LGAIAug 21, 2025

TPLA: Tensor Parallel Latent Attention for Efficient Disaggregated Prefill and Decode Inference

arXiv:2508.15881v21 citationsh-index: 6
Originality Incremental advance
AI Analysis

This work addresses a bottleneck in large language model inference for researchers and practitioners by enabling efficient tensor-parallel decoding without retraining, though it is incremental as it builds on existing MLA and tensor parallelism methods.

The paper tackles the inefficiency of Multi-Head Latent Attention (MLA) in tensor parallelism by proposing Tensor-Parallel Latent Attention (TPLA), which partitions the latent representation and input dimensions across devices to reduce memory usage and enable efficient inference, achieving speedups of 1.79x and 1.93x for DeepSeek-V3 and Kimi-K2 models at a 32K-token context length while maintaining benchmark performance.

Multi-Head Latent Attention (MLA), introduced in DeepSeek-V2, compresses key-value states into a low-rank latent vector, caching only this vector to reduce memory. In tensor parallelism (TP), however, attention heads are computed across multiple devices, and each device must load the full cache, eroding the advantage of MLA over Grouped Query Attention (GQA). We propose Tensor-Parallel Latent Attention (TPLA): a scheme that partitions both the latent representation and each head's input dimension across devices, performs attention independently per shard, and then combines results with an all-reduce. TPLA preserves the benefits of a compressed KV cache while unlocking TP efficiency. Unlike Grouped Latent Attention (GLA), every head in TPLA still leverages the full latent representation, maintaining stronger representational capacity. TPLA is drop-in compatible with models pre-trained using MLA: it supports MLA-style prefilling and enables efficient tensor-parallel decoding without retraining.
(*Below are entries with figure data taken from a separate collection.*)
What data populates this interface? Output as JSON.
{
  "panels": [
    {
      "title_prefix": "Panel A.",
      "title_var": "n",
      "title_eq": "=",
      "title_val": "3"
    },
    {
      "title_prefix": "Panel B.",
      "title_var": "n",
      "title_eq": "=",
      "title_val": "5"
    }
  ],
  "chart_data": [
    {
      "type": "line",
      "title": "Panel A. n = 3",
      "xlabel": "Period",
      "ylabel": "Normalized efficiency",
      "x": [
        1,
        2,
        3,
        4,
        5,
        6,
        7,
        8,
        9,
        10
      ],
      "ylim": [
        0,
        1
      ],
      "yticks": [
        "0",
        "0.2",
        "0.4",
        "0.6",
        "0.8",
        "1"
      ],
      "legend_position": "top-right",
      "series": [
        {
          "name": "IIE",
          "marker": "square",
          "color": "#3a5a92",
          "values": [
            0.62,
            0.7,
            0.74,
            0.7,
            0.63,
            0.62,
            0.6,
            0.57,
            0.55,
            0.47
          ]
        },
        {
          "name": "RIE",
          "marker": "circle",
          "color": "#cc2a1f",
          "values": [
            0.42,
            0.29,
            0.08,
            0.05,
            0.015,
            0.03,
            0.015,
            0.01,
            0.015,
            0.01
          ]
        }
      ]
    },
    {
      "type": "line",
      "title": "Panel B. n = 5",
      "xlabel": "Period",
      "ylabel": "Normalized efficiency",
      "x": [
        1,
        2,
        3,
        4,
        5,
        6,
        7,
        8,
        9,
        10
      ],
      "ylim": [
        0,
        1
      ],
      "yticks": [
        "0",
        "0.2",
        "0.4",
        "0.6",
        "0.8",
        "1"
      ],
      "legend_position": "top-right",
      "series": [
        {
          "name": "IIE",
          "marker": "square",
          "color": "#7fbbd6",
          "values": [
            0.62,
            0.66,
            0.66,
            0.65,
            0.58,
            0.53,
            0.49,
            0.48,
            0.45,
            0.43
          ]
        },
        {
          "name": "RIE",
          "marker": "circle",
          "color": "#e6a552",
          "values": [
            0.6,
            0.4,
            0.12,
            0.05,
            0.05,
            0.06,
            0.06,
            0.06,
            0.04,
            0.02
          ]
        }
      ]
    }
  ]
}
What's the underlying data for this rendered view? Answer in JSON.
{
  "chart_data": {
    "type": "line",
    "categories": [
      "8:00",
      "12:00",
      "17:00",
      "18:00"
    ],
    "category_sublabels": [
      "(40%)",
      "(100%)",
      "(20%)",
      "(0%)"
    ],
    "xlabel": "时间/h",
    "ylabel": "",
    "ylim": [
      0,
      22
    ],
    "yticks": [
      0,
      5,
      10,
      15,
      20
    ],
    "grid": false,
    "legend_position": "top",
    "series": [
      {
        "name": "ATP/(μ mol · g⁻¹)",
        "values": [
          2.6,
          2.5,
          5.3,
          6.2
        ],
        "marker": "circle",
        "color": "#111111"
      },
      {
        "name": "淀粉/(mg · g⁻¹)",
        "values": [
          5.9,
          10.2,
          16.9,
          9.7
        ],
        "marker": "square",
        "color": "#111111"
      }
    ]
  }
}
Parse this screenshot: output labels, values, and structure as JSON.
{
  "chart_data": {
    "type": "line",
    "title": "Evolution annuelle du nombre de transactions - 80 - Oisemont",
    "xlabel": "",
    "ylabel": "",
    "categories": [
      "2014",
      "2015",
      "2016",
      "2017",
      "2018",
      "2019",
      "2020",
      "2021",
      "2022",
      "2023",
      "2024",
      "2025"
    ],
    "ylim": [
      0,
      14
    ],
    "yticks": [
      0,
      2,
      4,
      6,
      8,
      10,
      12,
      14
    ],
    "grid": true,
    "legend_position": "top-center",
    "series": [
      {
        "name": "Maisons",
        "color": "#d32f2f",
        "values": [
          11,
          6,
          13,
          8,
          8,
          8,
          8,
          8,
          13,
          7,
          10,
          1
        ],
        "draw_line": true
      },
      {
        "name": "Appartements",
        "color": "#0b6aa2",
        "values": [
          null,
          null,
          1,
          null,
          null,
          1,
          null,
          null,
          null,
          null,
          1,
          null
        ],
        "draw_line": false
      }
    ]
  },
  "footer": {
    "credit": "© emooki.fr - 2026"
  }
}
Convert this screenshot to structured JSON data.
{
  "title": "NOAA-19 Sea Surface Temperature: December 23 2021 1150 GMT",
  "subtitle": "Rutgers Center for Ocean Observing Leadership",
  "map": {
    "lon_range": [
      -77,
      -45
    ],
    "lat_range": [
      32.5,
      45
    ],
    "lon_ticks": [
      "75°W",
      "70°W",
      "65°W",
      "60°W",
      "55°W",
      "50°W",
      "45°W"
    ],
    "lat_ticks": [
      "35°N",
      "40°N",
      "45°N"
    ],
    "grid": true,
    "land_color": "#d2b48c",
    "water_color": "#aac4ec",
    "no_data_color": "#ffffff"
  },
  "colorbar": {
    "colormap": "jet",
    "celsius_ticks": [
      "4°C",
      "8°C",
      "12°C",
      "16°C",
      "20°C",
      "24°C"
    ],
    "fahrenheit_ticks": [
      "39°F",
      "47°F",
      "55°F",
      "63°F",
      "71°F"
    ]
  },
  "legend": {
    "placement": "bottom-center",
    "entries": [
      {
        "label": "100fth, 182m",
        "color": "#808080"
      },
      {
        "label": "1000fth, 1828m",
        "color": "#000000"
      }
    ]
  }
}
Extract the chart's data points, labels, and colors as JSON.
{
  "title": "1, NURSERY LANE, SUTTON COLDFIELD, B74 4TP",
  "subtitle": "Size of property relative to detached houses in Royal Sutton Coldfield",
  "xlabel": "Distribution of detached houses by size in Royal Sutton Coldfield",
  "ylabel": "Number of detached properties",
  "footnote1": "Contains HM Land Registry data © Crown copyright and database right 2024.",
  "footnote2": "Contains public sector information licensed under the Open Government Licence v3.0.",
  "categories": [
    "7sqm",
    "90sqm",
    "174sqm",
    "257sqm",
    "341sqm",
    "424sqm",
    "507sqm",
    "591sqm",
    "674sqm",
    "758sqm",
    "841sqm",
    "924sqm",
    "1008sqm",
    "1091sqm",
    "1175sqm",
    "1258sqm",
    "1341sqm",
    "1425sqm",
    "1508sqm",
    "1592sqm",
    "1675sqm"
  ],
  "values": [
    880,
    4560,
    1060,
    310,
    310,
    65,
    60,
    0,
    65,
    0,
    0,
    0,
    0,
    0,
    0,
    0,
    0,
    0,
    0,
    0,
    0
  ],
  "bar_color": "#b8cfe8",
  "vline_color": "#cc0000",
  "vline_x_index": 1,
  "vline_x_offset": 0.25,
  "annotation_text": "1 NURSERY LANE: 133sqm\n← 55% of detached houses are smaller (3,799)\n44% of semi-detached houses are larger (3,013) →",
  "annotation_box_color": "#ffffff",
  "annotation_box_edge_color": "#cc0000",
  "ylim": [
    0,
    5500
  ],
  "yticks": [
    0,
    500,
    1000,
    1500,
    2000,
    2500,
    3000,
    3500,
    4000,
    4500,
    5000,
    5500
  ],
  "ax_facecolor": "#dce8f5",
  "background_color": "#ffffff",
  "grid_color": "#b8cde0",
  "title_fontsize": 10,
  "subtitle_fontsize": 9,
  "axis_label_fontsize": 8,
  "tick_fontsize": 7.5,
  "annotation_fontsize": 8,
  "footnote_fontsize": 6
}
Applying simple orthogonal transforms -- e.g., the Hadamard transform or PCA -- before TP slicing further mitigates cross-shard interference, yielding minimal accuracy degradation. By reducing the per-device KV cache for DeepSeek-V3 and Kimi-K2, we achieve 1.79x and 1.93x speedups, respectively, at a 32K-token context length while maintaining performance on commonsense and LongBench benchmarks. TPLA can be implemented with FlashAttention-3, enabling practical end-to-end acceleration.